Принимая какую-либо новую доктрину, новообращённый воображает, что сделал шаг к самому себе, но в действительности он просто увиливает таким образом от трудностей. Чтобы избежать неуверенности, он хватается за первую удобную возможность, которую ему предоставляет случай. Именно таким новообращённым и был Павел, впоследствии поднявшийся до апостола. За своей напыщенностью он без особого успеха пытался скрыть беспокойство, от которого ему так никогда и не удалось окончательно избавиться. Он надеялся с помощью новой веры в корне измениться, надеялся преодолеть свои колебания и свои духовные сомнения, о которых он благоразумно не сообщал ни адресатам своих Посланий, ни своим слушателям.

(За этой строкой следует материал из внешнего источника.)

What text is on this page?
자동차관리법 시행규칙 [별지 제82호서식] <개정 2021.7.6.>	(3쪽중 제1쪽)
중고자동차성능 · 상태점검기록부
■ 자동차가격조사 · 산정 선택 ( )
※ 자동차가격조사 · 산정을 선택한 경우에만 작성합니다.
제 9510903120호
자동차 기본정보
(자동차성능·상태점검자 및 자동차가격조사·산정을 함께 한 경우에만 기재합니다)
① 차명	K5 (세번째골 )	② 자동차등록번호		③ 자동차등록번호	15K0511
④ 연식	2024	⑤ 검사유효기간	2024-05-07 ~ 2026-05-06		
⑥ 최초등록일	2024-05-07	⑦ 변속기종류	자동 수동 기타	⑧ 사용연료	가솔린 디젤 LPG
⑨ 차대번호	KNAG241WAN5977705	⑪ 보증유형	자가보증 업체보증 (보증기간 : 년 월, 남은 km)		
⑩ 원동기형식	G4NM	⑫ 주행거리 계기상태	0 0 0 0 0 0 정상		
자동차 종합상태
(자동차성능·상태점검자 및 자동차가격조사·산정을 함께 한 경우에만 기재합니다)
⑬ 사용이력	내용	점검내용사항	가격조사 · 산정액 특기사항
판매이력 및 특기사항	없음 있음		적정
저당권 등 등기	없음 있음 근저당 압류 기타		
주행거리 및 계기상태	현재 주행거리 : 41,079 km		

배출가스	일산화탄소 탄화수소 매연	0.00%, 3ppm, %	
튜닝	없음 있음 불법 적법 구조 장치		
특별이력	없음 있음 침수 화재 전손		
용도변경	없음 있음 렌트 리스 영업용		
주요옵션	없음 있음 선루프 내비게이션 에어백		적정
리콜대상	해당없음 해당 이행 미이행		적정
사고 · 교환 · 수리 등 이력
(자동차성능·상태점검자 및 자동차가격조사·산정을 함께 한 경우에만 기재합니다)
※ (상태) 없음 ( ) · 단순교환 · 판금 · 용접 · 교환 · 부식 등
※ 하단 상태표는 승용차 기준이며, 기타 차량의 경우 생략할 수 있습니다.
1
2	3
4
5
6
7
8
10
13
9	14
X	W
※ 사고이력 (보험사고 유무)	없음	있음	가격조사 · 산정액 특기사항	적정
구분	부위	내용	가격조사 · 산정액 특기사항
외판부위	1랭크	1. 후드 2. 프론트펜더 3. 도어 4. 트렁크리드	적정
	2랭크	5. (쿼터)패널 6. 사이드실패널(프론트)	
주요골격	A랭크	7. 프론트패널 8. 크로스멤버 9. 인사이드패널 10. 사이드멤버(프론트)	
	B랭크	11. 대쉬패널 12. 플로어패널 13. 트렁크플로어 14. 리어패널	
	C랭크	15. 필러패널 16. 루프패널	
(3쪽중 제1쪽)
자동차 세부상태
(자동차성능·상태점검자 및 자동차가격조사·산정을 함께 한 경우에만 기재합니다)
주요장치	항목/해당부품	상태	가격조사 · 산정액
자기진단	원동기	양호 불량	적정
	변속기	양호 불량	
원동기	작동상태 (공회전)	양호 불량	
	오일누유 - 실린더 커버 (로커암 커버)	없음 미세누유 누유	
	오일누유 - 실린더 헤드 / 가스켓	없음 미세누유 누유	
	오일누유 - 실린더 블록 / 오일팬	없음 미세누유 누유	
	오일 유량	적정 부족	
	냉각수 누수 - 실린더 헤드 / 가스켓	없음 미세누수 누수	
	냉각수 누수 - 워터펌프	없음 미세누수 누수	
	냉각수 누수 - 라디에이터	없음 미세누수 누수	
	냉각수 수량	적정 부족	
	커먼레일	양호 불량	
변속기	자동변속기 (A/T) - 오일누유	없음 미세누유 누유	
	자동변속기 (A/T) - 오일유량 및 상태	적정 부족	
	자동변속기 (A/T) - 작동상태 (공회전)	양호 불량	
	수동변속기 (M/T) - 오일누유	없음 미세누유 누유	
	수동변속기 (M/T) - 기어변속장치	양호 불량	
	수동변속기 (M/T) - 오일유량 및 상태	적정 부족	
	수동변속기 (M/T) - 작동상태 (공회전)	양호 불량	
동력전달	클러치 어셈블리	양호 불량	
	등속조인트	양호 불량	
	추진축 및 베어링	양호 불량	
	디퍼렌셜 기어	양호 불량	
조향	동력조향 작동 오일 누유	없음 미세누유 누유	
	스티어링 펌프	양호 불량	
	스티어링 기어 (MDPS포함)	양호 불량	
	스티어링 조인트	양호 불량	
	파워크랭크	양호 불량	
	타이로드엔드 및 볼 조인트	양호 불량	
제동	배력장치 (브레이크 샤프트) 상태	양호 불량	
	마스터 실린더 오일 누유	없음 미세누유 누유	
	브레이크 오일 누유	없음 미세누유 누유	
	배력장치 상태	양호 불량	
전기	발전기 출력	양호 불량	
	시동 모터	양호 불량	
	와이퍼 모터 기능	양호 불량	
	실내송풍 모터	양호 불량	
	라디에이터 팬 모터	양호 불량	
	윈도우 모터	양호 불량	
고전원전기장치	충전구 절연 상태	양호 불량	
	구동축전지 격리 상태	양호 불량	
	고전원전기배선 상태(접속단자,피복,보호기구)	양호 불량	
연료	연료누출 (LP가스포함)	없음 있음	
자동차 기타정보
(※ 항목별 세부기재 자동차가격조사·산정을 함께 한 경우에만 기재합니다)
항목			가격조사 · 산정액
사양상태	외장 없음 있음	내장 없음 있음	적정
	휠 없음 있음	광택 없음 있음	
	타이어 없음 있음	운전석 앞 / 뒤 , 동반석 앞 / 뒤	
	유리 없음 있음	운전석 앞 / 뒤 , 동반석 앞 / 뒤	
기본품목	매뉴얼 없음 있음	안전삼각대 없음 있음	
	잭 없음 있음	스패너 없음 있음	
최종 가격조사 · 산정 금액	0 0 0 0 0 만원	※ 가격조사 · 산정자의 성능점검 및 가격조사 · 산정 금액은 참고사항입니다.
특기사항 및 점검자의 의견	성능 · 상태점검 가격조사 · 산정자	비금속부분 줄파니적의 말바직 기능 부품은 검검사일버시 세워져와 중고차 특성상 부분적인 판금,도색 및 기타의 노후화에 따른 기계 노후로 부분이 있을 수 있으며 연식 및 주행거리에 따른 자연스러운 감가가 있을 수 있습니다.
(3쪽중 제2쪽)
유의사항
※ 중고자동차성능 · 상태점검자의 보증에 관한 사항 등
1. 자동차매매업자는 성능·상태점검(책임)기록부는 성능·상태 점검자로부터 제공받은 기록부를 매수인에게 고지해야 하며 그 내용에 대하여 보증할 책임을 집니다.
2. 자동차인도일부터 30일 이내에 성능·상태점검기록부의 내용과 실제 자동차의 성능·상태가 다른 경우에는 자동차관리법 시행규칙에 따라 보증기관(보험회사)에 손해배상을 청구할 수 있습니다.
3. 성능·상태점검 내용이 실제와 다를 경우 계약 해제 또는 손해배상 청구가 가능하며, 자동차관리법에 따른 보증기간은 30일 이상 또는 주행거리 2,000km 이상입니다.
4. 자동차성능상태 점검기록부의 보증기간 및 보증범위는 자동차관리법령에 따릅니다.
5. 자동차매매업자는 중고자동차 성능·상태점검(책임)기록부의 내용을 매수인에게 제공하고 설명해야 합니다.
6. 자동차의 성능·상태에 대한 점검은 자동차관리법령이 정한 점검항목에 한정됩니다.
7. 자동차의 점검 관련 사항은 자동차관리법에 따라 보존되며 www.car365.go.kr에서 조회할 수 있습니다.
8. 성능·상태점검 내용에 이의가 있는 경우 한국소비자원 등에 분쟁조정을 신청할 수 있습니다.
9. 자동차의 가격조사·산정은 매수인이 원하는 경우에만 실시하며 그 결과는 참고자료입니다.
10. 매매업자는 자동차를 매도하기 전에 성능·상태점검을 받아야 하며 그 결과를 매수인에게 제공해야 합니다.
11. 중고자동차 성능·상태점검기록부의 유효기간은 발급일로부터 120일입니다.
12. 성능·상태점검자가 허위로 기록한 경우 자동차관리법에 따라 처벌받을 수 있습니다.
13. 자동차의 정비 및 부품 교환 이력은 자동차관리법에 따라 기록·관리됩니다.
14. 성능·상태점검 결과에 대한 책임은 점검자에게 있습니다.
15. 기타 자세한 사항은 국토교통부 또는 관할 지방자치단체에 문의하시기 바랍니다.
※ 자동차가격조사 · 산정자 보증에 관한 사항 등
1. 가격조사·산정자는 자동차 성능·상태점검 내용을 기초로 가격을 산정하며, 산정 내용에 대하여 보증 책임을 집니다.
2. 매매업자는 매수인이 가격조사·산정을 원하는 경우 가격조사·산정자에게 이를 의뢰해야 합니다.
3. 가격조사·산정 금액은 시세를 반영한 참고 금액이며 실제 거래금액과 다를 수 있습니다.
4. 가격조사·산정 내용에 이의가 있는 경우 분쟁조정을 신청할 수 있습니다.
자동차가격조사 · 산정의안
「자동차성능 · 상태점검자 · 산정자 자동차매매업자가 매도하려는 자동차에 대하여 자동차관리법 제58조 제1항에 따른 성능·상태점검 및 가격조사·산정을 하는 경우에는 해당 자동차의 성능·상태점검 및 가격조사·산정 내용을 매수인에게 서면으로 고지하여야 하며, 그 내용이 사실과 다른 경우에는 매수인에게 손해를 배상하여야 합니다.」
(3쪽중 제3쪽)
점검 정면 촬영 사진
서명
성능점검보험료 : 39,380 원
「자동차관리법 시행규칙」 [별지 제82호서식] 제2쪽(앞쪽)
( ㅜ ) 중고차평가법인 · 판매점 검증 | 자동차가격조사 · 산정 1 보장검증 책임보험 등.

Сейчас можно без особого труда распознать его трюки. Но в прошлом на эту удочку попались многие мыслители. Правда, происходило это в ту эпоху, когда все искали истину. Но в Афинах Павла приняли плохо, там на его досужие вымыслы никто не поддался просто потому, что афиняне всё ещё дискутировали и скептицизм всё ещё держался, с успехом отстаивая свои позиции. В Афинах почва для христианских россказней оказалась неблагоприятной, а вот в Коринфе, городе, где философов днём с огнём не сыщешь, городе, населённом не восприимчивой к диалектике толпой, христианские байки слушали разинув рот. Толпе понравились поношения, угрозы, разоблачения, она вообще любит всякого рода шумные речи и обожает горлопанов. Одним из таких горлопанов и был апостол Павел, медь звенящая, кимвал звучащий, самый вдохновенный, самый фанатичный, самый даровитый, самый хитрый во всём античном мире. Мы ещё и по сей день слышим отзвуки поднятого им шума. Разве не он ввёл в греко-римский мир балаганную тональность? Мудрецы его времени предписывали молчание, покорность судьбе, самозабвение – вещи, как оказалось, весьма непрактичные. Павел перехитрил тех мудрецов, придя с заманчивыми рецептами, деморализующими людей деликатных.

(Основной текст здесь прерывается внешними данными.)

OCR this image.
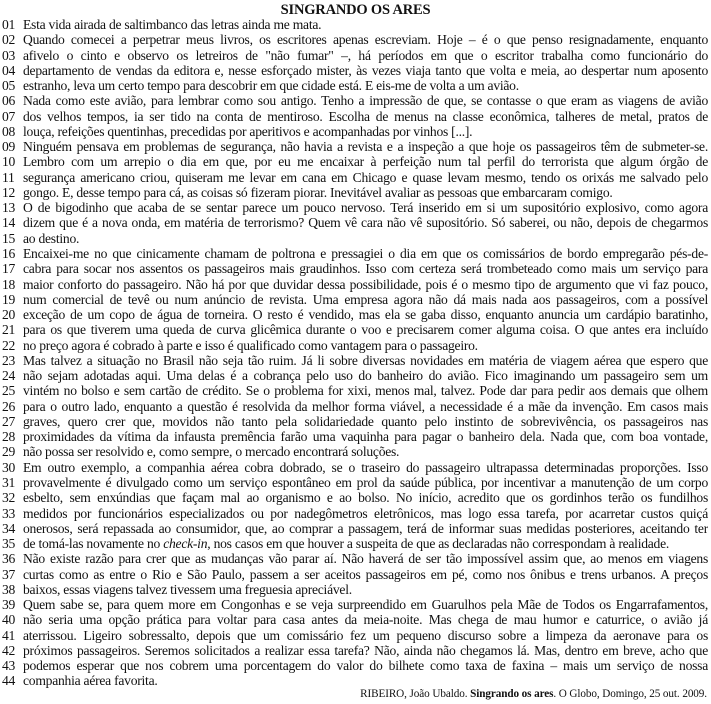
SINGRANDO OS ARES
01 Esta vida airada de saltimbanco das letras ainda me mata.
02 Quando comecei a perpetrar meus livros, os escritores apenas escreviam. Hoje – é o que penso resignadamente, enquanto
03 afivelo o cinto e observo os letreiros de "não fumar" –, há períodos em que o escritor trabalha como funcionário do
04 departamento de vendas da editora e, nesse esforçado mister, às vezes viaja tanto que volta e meia, ao despertar num aposento
05 estranho, leva um certo tempo para descobrir em que cidade está. E eis-me de volta a um avião.
06 Nada como este avião, para lembrar como sou antigo. Tenho a impressão de que, se contasse o que eram as viagens de avião
07 dos velhos tempos, ia ser tido na conta de mentiroso. Escolha de menus na classe econômica, talheres de metal, pratos de
08 louça, refeições quentinhas, precedidas por aperitivos e acompanhadas por vinhos [...].
09 Ninguém pensava em problemas de segurança, não havia a revista e a inspeção a que hoje os passageiros têm de submeter-se.
10 Lembro com um arrepio o dia em que, por eu me encaixar à perfeição num tal perfil do terrorista que algum órgão de
11 segurança americano criou, quiseram me levar em cana em Chicago e quase levam mesmo, tendo os orixás me salvado pelo
12 gongo. E, desse tempo para cá, as coisas só fizeram piorar. Inevitável avaliar as pessoas que embarcaram comigo.
13 O de bigodinho que acaba de se sentar parece um pouco nervoso. Terá inserido em si um supositório explosivo, como agora
14 dizem que é a nova onda, em matéria de terrorismo? Quem vê cara não vê supositório. Só saberei, ou não, depois de chegarmos
15 ao destino.
16 Encaixei-me no que cinicamente chamam de poltrona e pressagiei o dia em que os comissários de bordo empregarão pés-de-
17 cabra para socar nos assentos os passageiros mais graudinhos. Isso com certeza será trombeteado como mais um serviço para
18 maior conforto do passageiro. Não há por que duvidar dessa possibilidade, pois é o mesmo tipo de argumento que vi faz pouco,
19 num comercial de tevê ou num anúncio de revista. Uma empresa agora não dá mais nada aos passageiros, com a possível
20 exceção de um copo de água de torneira. O resto é vendido, mas ela se gaba disso, enquanto anuncia um cardápio baratinho,
21 para os que tiverem uma queda de curva glicêmica durante o voo e precisarem comer alguma coisa. O que antes era incluído
22 no preço agora é cobrado à parte e isso é qualificado como vantagem para o passageiro.
23 Mas talvez a situação no Brasil não seja tão ruim. Já li sobre diversas novidades em matéria de viagem aérea que espero que
24 não sejam adotadas aqui. Uma delas é a cobrança pelo uso do banheiro do avião. Fico imaginando um passageiro sem um
25 vintém no bolso e sem cartão de crédito. Se o problema for xixi, menos mal, talvez. Pode dar para pedir aos demais que olhem
26 para o outro lado, enquanto a questão é resolvida da melhor forma viável, a necessidade é a mãe da invenção. Em casos mais
27 graves, quero crer que, movidos não tanto pela solidariedade quanto pelo instinto de sobrevivência, os passageiros nas
28 proximidades da vítima da infausta premência farão uma vaquinha para pagar o banheiro dela. Nada que, com boa vontade,
29 não possa ser resolvido e, como sempre, o mercado encontrará soluções.
30 Em outro exemplo, a companhia aérea cobra dobrado, se o traseiro do passageiro ultrapassa determinadas proporções. Isso
31 provavelmente é divulgado como um serviço espontâneo em prol da saúde pública, por incentivar a manutenção de um corpo
32 esbelto, sem enxúndias que façam mal ao organismo e ao bolso. No início, acredito que os gordinhos terão os fundilhos
33 medidos por funcionários especializados ou por nadegômetros eletrônicos, mas logo essa tarefa, por acarretar custos quiçá
34 onerosos, será repassada ao consumidor, que, ao comprar a passagem, terá de informar suas medidas posteriores, aceitando ter
35 de tomá-las novamente no check-in, nos casos em que houver a suspeita de que as declaradas não correspondam à realidade.
36 Não existe razão para crer que as mudanças vão parar aí. Não haverá de ser tão impossível assim que, ao menos em viagens
37 curtas como as entre o Rio e São Paulo, passem a ser aceitos passageiros em pé, como nos ônibus e trens urbanos. A preços
38 baixos, essas viagens talvez tivessem uma freguesia apreciável.
39 Quem sabe se, para quem more em Congonhas e se veja surpreendido em Guarulhos pela Mãe de Todos os Engarrafamentos,
40 não seria uma opção prática para voltar para casa antes da meia-noite. Mas chega de mau humor e caturrice, o avião já
41 aterrissou. Ligeiro sobressalto, depois que um comissário fez um pequeno discurso sobre a limpeza da aeronave para os
42 próximos passageiros. Seremos solicitados a realizar essa tarefa? Não, ainda não chegamos lá. Mas, dentro em breve, acho que
43 podemos esperar que nos cobrem uma porcentagem do valor do bilhete como taxa de faxina – mais um serviço de nossa
44 companhia aérea favorita.
RIBEIRO, João Ubaldo. Singrando os ares. O Globo, Domingo, 25 out. 2009.
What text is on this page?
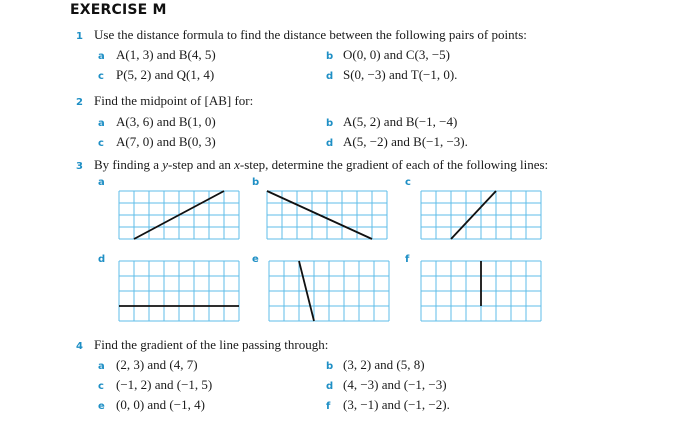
EXERCISE M
1 Use the distance formula to find the distance between the following pairs of points:
a A(1, 3) and B(4, 5)	b O(0, 0) and C(3, −5)
c P(5, 2) and Q(1, 4)	d S(0, −3) and T(−1, 0).
2 Find the midpoint of [AB] for:
a A(3, 6) and B(1, 0)	b A(5, 2) and B(−1, −4)
c A(7, 0) and B(0, 3)	d A(5, −2) and B(−1, −3).
3 By finding a y-step and an x-step, determine the gradient of each of the following lines:
a	b	c
d	e	f
4 Find the gradient of the line passing through:
a (2, 3) and (4, 7)	b (3, 2) and (5, 8)
c (−1, 2) and (−1, 5)	d (4, −3) and (−1, −3)
e (0, 0) and (−1, 4)	f (3, −1) and (−1, −2).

Посмотрите на Римскую Империю времён Павла. Загнивающая цивилизация вступала в сделку с собственным недугом, проникалась любовью к разъедающему её вирусу и, перестав себя уважать, позволяла Павлу ходить и ездить куда ему вздумается. Тем самым она как бы объявила себя побеждённой, призналась в своей трухлявости, цивилизация задыхалась и умирала. А запах падали, как известно, привлекает и возбуждает апостолов, этих алчных и говорливых могильщиков. Мир роскоши и света уступил агрессивности этих одержимых религией фанатиков-христиан. Рассуждающий тонкий ум оказался бессильным перед грубым христианином, бормочущим свои молитвы.
Античные мерзости были во много раз более сносными, чем мерзости христианские. Ведь христиане – это просто разрушители с воспламенёнными мозгами и дурацкими угрызениями совести, разрушители, ополчившиеся против прекраснодушия умирающего античного общества. Наиболее компетентные из них принялись за дело с извращённостью, которая поначалу вызвала отвращение у мыслителей, но впоследствии постепенно поколебала их устои, наложила на них свой отпечаток и приобщила их к этой неслыханной затее.

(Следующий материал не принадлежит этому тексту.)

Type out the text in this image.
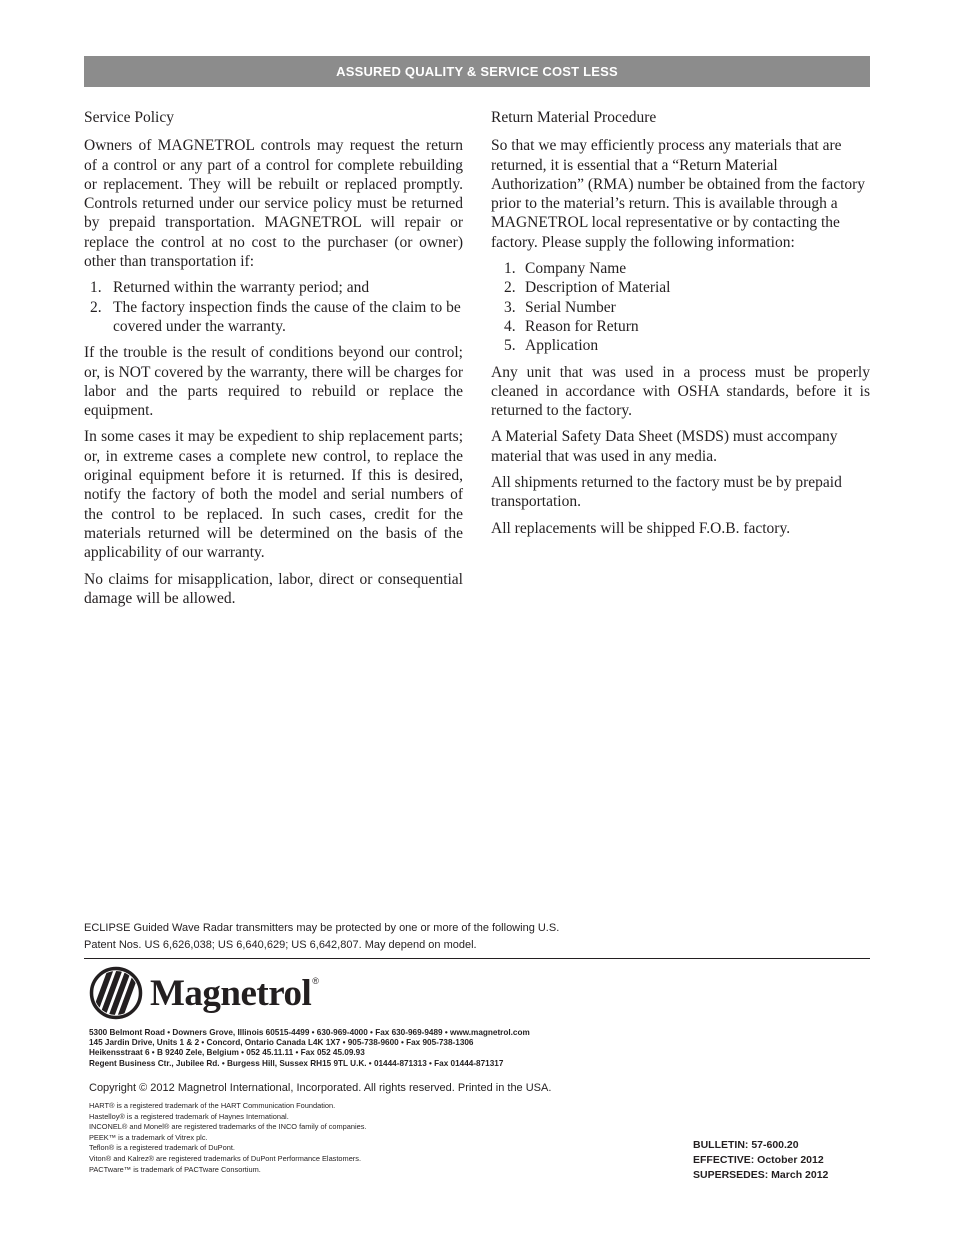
ASSURED QUALITY & SERVICE COST LESS
Service Policy

Owners of MAGNETROL controls may request the return of a control or any part of a control for complete rebuilding or replacement. They will be rebuilt or replaced promptly. Controls returned under our service policy must be returned by prepaid transportation. MAGNETROL will repair or replace the control at no cost to the purchaser (or owner) other than transportation if:

1. Returned within the warranty period; and
2. The factory inspection finds the cause of the claim to be covered under the warranty.

If the trouble is the result of conditions beyond our control; or, is NOT covered by the warranty, there will be charges for labor and the parts required to rebuild or replace the equipment.

In some cases it may be expedient to ship replacement parts; or, in extreme cases a complete new control, to replace the original equipment before it is returned. If this is desired, notify the factory of both the model and serial numbers of the control to be replaced. In such cases, credit for the materials returned will be determined on the basis of the applicability of our warranty.

No claims for misapplication, labor, direct or consequential damage will be allowed.

Return Material Procedure

So that we may efficiently process any materials that are returned, it is essential that a “Return Material Authorization” (RMA) number be obtained from the factory prior to the material’s return. This is available through a MAGNETROL local representative or by contacting the factory. Please supply the following information:

1. Company Name
2. Description of Material
3. Serial Number
4. Reason for Return
5. Application

Any unit that was used in a process must be properly cleaned in accordance with OSHA standards, before it is returned to the factory.

A Material Safety Data Sheet (MSDS) must accompany material that was used in any media.

All shipments returned to the factory must be by prepaid transportation.

All replacements will be shipped F.O.B. factory.

ECLIPSE Guided Wave Radar transmitters may be protected by one or more of the following U.S.
Patent Nos. US 6,626,038; US 6,640,629; US 6,642,807. May depend on model.
Magnetrol ®
5300 Belmont Road • Downers Grove, Illinois 60515-4499 • 630-969-4000 • Fax 630-969-9489 • www.magnetrol.com
145 Jardin Drive, Units 1 & 2 • Concord, Ontario Canada L4K 1X7 • 905-738-9600 • Fax 905-738-1306
Heikensstraat 6 • B 9240 Zele, Belgium • 052 45.11.11 • Fax 052 45.09.93
Regent Business Ctr., Jubilee Rd. • Burgess Hill, Sussex RH15 9TL U.K. • 01444-871313 • Fax 01444-871317
Copyright © 2012 Magnetrol International, Incorporated. All rights reserved. Printed in the USA.
HART® is a registered trademark of the HART Communication Foundation.
Hastelloy® is a registered trademark of Haynes International.
INCONEL® and Monel® are registered trademarks of the INCO family of companies.
PEEK™ is a trademark of Vitrex plc.
Teflon® is a registered trademark of DuPont.
Viton® and Kalrez® are registered trademarks of DuPont Performance Elastomers.
PACTware™ is trademark of PACTware Consortium.
BULLETIN: 57-600.20
EFFECTIVE: October 2012
SUPERSEDES: March 2012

А надо сказать, осень греко-римской эпохи была достойна иного врага, иной перспективы, иной религии. Как вообще можно говорить о каком-то прогрессе, имея перед глазами этот пример, пример того, как христианским басням удалось без труда задушить стоицизм! Между тем, если бы последний распространился повсюду и овладел миром, человек состоялся бы, состоялся бы полностью или хотя бы частично. Теснимый на всех флангах стоицизм остался верен своим принципам и элегантно умер, христианство же стало основной магистралью философских и духовных исканий, открывая эпоху патристики и вслед за ней средние века. На руинах античной мудрости обосновалась религия, которая навязала свои правила игры. Нынче никто не проповедует от имени Марка Аврелия: ведь он обращался лишь к самому себе, у него не было ни учеников, ни последователей. Зато сколько храмов и церквей продолжает по сей день вырастать на цитатах из Посланий апостола Павла. Люди никогда не избавляться от своей склонности предаваться отчаянию на коленях, а не стоя. Как только они встанут – у них начнётся головокружение.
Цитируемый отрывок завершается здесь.